Deontic logic gives rise to a number of paradoxes when applied to our reasoning about moral values. These days it is starting to be applied in computer science. My worry is: doesn't the presence of those paradoxes render deontic logic automatically inapplicable to computer science?

  • Perhaps Chisholm's Paradox. I only say so because I found this pdf.
    – user3164
    Commented Apr 15, 2014 at 17:57
  • Would it be useful to use a logic which also contain paradoxes?
    – Johan
    Commented Apr 15, 2014 at 19:10

1 Answer 1


Standard Deontic Logic (SDL) has a number of problems, which McNamara divides into two groups:

  • Group 1. Problems stemming from the assumption that the obligation operator is normal.
  • Group 2. Problems stemming from a lack of expressivity of the language of SDL.

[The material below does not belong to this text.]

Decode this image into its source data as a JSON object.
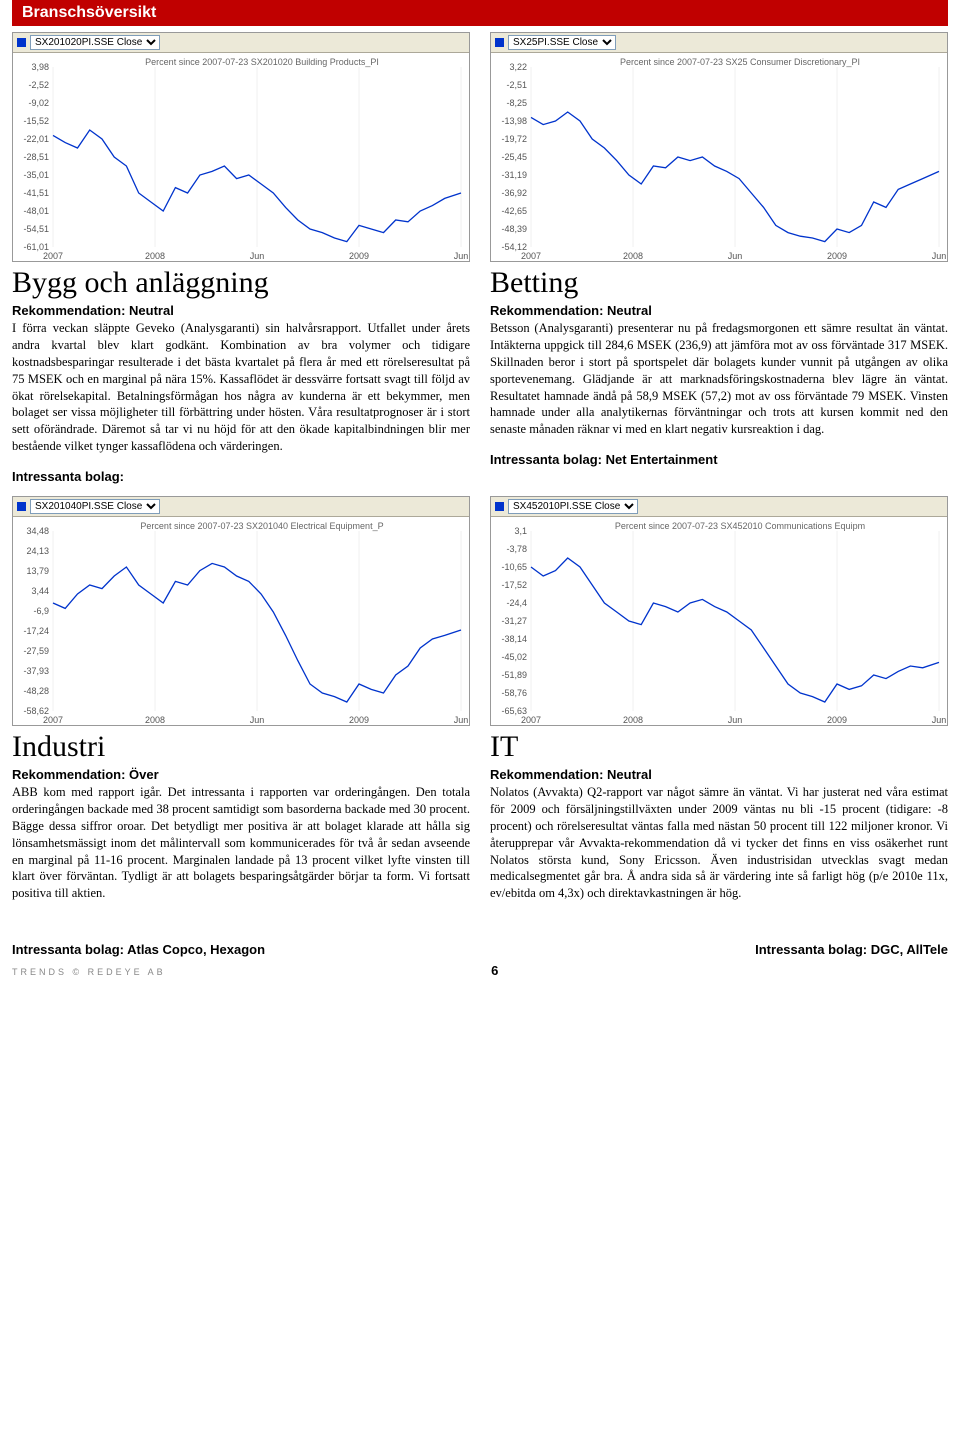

The above mentioned Chisholm's Paradox belongs to the second group. It shows, among other things, that the unary modal operator O (read "it is obligatory that") and the material conditional → (the truth-conditional "if..then") aren't jointly sufficient for expressing certain claims about obligations. Among the solutions to this class of problems is the addition of a dyadic conditional obligation operator SDL.

Analogy with classical logic. Consider the analogous "paradox" of the material conditional in classical logic: a sentence of the form (⊥ → ψ) is true whatever the value of ψ may be. If we were to apply classical logic in computer science in a domain that allowed contradictory information to be present in the same context, we could derive any conclusion we wanted. Some solutions to this explosive situation include the use of paraconsistent or relevance logics instead of the classical one.

The first group of problems is also serious, because they indicate that O may not be a normal operator. The Free Choice Permission Paradox, Good Samaritan Paradox, Sartre-Lemmon Dilemma, and many others in the group derive paradoxical conclusions from the assumption that O is normal, i.e., that it is aggregative, monotonic, etc. Among the solutions to this class of problems is the abandonment of the assumption that O is normal and the adoption of what are called neighborhood models.

Given that SDL has all these problems, the question about its applicability inevitably arises. But, as is usually the case, the answer depends on the field of application and the assumptions about the logic. Even if we leave SDL as it is, that is: without adding conditional obligation to address problems in (Group 2) or without weakening normalcy assumptions to address problems in (Group 1), it is still difficult to say whether SDL can have applications in computer science. At least the overall description of the problem area needs to be specified so that we can judge whether SDL's problems will carry over.

In sum, we cannot conclude that the problems and paradoxes with SDL make it a priori inapplicable.

van Benthem, J. (2010) Modal Logic for Open Minds, Stanford, CSLI Lecture Notes #199.
Holliday, W.H. (2012) Modal Reasoning, Lecture Course (Spring), UC Berkeley.
McNamara, P. (2010) Deontic Logic, The Stanford Encyclopedia of Philosophy (Spring 2014 Edition).